Tu n'aimes pas l'automne ? Tu déconnes !

Je vais enfoncer des portes ouvertes et même fermées: tu n’aimes pas l’automne car c’est la fin de l’été, la chaleur, le dépaysement, les vacances chèrement gagnées et déjà passées. Signe annonciateur de rentrer dans le rang, reprendre la routine, avec les grands airs de rentrée, là où on fuit la tiédeur, à nous exhorter à vivre intensément. Les transitions honnies,tu voudrais marcher sur un sol pavé de certitudes, mais tu glisses sur un tapis de feuilles humides, tu vois le monde trop manichéen tout blanc tout noir trop chaud trop froid, dans une dualité des plus pesantes.

L’automne, c’est la pluie, partout l'eau dans les chaussures, les jours qui raccourcissent et notre âme qui se laisse envelopper par la joie de vivre d'un cloporte. Pour beaucoup l’automne est synonyme de rentrée, de fin des vacances, fin des plaisirs, on retourne au charbon. Si nous passions notre temps à nous la couler douce nous nous noierions dans un ennui insupportable.

Et pourtant l’automne c’est chouette:

Ah l’automne... Ses feuilles qui tourbillonnent, ses airs qui résonnent des résolutions que nous pensons solution, ce froid qui arrive et qui nous hérisse les bras que nous couvrons vite de laine. L’automne, c’est aussi l'odeur plastique des nouvelles fournitures scolaires, les cahiers blancs qu'on ne s'empressera pas de remplir de leçons et qui pourtant seront le reflet de ce que nous apprendrons durant l'année scolaire.

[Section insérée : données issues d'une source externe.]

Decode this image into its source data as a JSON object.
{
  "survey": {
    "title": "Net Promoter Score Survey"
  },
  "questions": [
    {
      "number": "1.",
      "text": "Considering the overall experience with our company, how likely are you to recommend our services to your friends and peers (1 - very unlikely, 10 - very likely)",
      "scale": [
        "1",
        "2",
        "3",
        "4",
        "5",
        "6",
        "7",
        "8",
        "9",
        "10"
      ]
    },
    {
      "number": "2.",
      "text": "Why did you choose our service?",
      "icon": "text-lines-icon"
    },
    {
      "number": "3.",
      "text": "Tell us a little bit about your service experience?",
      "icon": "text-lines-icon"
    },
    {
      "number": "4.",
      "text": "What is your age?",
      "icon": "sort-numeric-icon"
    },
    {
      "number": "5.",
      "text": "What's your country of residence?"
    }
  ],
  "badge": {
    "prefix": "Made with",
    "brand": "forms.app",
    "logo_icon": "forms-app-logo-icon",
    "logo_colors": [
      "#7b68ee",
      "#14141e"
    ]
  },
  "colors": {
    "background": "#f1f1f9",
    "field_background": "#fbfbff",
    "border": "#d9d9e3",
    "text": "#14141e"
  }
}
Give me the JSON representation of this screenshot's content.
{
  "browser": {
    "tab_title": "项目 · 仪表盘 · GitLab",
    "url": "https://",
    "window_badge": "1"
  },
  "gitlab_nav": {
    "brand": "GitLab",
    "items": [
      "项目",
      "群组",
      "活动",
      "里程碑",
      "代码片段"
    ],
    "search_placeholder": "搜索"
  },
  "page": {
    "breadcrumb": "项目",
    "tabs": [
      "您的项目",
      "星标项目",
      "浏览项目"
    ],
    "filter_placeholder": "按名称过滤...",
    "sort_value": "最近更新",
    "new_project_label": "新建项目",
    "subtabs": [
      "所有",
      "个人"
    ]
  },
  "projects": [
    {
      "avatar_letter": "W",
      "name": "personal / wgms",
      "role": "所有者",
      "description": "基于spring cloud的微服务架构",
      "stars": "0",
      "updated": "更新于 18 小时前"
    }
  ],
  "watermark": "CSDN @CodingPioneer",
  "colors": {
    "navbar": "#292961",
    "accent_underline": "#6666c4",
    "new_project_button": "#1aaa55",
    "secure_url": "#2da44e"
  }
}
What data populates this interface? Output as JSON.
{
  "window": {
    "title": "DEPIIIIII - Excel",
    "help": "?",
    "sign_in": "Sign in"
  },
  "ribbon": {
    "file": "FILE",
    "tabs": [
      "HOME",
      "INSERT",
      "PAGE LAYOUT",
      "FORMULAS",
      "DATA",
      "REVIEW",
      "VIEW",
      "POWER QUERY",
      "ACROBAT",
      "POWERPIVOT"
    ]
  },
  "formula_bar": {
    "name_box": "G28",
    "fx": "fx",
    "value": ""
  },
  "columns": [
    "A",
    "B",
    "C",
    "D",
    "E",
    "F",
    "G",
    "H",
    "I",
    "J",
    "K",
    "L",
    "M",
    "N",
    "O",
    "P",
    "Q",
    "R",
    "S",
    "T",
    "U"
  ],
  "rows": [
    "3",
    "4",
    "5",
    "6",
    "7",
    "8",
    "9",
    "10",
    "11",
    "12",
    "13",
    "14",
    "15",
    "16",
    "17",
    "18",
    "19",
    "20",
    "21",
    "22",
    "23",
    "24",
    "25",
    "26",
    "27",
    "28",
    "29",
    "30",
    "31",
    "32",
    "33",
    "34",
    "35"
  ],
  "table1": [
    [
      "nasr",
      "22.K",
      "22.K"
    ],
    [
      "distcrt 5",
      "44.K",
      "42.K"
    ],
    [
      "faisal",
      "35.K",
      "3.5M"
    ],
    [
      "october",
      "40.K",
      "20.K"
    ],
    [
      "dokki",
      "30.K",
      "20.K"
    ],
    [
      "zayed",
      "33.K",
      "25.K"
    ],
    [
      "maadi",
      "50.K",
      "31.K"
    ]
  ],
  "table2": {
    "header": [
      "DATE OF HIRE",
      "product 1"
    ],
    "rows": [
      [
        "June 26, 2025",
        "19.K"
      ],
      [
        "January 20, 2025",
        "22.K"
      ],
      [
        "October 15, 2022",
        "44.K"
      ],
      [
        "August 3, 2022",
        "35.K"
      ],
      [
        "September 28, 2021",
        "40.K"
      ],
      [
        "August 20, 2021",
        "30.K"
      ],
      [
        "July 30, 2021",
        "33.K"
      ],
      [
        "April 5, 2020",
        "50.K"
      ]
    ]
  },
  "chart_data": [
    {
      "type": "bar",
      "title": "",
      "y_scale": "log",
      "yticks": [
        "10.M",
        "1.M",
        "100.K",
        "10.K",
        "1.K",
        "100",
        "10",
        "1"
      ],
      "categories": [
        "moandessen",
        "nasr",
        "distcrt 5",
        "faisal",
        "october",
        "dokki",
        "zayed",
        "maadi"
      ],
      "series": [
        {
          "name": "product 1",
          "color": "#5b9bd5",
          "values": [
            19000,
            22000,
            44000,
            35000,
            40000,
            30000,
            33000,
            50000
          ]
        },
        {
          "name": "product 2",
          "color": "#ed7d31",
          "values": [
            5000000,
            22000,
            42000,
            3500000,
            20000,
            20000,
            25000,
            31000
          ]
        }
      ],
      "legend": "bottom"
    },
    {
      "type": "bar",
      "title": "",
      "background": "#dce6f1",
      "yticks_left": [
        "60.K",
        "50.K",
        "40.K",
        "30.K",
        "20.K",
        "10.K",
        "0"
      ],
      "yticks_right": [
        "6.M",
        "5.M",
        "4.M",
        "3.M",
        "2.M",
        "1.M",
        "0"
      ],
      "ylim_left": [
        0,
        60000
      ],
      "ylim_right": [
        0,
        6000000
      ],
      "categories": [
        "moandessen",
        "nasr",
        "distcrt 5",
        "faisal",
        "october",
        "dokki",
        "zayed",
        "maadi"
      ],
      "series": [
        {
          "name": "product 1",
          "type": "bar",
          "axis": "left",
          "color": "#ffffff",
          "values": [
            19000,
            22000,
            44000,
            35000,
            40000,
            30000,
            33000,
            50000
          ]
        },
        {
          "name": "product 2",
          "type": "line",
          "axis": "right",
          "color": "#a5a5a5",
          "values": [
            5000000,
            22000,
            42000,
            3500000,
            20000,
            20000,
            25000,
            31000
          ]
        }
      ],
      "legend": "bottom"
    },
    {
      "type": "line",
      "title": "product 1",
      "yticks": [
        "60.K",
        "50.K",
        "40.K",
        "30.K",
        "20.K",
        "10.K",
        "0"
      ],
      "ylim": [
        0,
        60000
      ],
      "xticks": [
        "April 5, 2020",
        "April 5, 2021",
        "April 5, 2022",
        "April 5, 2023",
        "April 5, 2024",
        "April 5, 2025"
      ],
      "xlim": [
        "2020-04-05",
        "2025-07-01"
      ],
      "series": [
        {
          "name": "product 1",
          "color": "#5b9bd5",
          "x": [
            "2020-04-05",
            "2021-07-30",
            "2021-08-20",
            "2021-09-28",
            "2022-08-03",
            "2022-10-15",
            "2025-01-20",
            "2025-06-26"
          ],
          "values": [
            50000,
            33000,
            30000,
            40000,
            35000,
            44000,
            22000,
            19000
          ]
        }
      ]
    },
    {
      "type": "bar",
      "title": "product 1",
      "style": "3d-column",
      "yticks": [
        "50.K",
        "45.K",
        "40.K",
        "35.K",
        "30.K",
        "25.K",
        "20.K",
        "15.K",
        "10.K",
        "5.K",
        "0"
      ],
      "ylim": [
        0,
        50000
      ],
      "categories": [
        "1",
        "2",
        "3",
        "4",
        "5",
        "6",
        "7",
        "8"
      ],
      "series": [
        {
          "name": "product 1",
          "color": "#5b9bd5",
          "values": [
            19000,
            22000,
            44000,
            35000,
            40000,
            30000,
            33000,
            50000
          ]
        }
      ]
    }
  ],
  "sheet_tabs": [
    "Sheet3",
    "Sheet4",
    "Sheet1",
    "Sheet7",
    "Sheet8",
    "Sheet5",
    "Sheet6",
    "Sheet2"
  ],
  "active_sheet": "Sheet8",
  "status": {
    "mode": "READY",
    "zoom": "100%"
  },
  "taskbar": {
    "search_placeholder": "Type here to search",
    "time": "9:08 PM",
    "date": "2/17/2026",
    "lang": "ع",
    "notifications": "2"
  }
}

Ce sont les nouvelles bottes brillantes pour sauter dans les flaques, et la parka à moumoute pour affronter les éléments hostiles.

L'automne c'est bien sûr les tourbillons de feuilles au vent, la mélancolie les élans du coeur, c'est le temps d'une promenade jouer au promeneur solitaire et à déclamer les beaux sentiments qui tourmentaient notre adolescence. C’est le vent qui s’engouffre sous les longs manteaux, les jupes et les cheveux. Ce sont les marrons chauds, les promenades en forêt où comme la température est encore clémente, on ne transpirera pas comme une vache, mais l'air devient suffisamment frais en fin d'après-midi pour apprécier la chaleur de la tasse de chocolat entre ses doigts. On peut autant se laisser aller à l'errance pour apprécier les forêts changeantes que de se laisser à la nonchalance, avec la bonne excuse d'une pluie persistante pour rester à cocoonner chez soi devant un bon bouquin ou un bon film. C'est, avec la pluie, l'odeur de la terre humide qui vient nous gratter les narines d’où naît ce petit frisson qui nous fera apprécier le vieux pull que nous nous apprêtions à jeter.

Evoquons un peu le futile utile, avec un petit détail qui a son importance pour moi: avec les variations de température les possibilités vestimentaires augmentent et là,en automne on peut jouer avec les épaisseurs, un chemise, un gilet, un collant, une texture, se parer de foulard, jouer avec les couvre-chefs, porter des gants et délicatement les enlever... dans ces moments-là je me vois impératrice du XIXe siècle. Et pour les chaussures, tout un festival : les ballerines les boots les bottes les cuissardes les richelieu !

Bien sûr l’automne ce sont les couleurs flamboyantes dans le ciel bleu, ou gris. Tout a été dit et peint sur la nature parée de camaïeu d'ocre de rouge de brun et puis tu vois là que le temps il passe là où tu avais tendance à l'oublier et te croire immortel. L’automne nous remet à notre place: tous les ans la nature nous rappelle combien nous sommes fragiles, combien le temps passe vite avec ces petites rides qui vont venir sur le coin de nos yeux, la peau de moins en moins élastique, nous dégoulinons comme ces feuilles qui tombent en pleurs, alors oui, nous flippons.

C'est la saison de tous les contrastes, les jours déclinants, les activités qui reprennent, la nuit augmente, les lumières s'allument, le froid revient le chauffage se rallume. Notre capacité d’adaptation est à l’épreuve et nous cherchons à compenser ces contrastes pour trouver un équilibre. Ne voyons donc pas l’automne comme une courbe déclinante mais une pente nécessaire et que nous nous ferons une joie de surmonter pour passer l’hiver.T’aimes pas l’automne ? Déconne pas, le monde tourne et nous suivons ses lois. Et l’automne rugissant ses sanglots longs ne durera lui aussi qu’un temps, alors profitons-en, soyons au diapason.